In the past, many drugs for killing pain have been tested on mice and found to be effective, however, researchers failed to consider one tiny factor - gender differences.

Scientists at the McGill University, Duke University and Canada's Hospital for Sick Children discovered that perception and processing of pain differ between men and women.

"This hadn't been reported before because no one ever used females, so they weren't in a position to know one way or another," says McGill University pain researcher Jeffrey Mogil.

Mogil also co-authored findings of a study published in Nature Neuroscience.

Previously, it has been thought that the immune cell microglia transmits pain signals through the nervous system to the brain, telling the brain how to react. While this is true for males, it has been found that in females, a different immune cell functions in the same way - the T cell.

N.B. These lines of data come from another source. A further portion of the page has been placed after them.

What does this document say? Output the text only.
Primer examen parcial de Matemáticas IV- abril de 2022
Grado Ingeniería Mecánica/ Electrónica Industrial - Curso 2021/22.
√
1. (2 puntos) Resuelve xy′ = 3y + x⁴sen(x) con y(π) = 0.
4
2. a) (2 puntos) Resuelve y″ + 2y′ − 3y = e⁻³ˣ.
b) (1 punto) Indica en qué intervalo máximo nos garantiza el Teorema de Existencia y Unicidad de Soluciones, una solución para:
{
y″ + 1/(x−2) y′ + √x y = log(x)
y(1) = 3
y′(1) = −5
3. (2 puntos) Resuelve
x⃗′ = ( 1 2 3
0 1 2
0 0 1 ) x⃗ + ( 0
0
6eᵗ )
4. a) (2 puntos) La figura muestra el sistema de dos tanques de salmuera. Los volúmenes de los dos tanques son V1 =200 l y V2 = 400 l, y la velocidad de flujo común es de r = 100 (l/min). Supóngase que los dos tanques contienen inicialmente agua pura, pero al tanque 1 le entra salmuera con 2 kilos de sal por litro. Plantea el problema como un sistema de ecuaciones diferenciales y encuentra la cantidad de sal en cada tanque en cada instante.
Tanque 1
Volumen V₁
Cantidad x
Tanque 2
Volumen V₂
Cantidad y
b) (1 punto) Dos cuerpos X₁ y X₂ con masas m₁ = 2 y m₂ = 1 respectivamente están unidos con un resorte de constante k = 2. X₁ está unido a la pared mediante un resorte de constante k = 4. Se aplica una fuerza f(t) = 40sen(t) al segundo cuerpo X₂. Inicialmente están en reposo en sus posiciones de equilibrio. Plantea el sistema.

According to Mogil, the reason why female animals have been previously excluded from clinical experiments is because their menstrual cycle might cause varying results. In his team's study, Mogil says that some pain drugs that are supposed to target microglia have failed in human clinical trials, probably because the biology only corresponds to half of the population.

At the University of Birmingham in Alabama, psychologist Robert Sorge and his team also tried to see how different the effects would be when pain-killing drugs are tested on both male and female mice. They induced equal levels of pain and inflammation in the mice's paws, and after seven days, injected the mice with microglia-targeting drugs. The team found that the pain-killing drugs had taken effect on the male mice, but not on the females.

Sorge's team further confirmed that males' hypersensitivity to pain is dependent on BDNF signals from microglia. BDNF - brain-derived neurotrophic factor - is a protein in microglia that prompts spinal-cord neurons whenever injuries happen, making the body sensitive to touch. It does not seem to work the same way in females.

Currently, Mogil and his team are studying pain perception and processing specifically in female mice, trying to identify their pain-sensitization pathways. They encourage other researchers to include female mice in other clinical trials, contrary to previous practice, emphasizing that the inclusion of the female mice population costs nothing.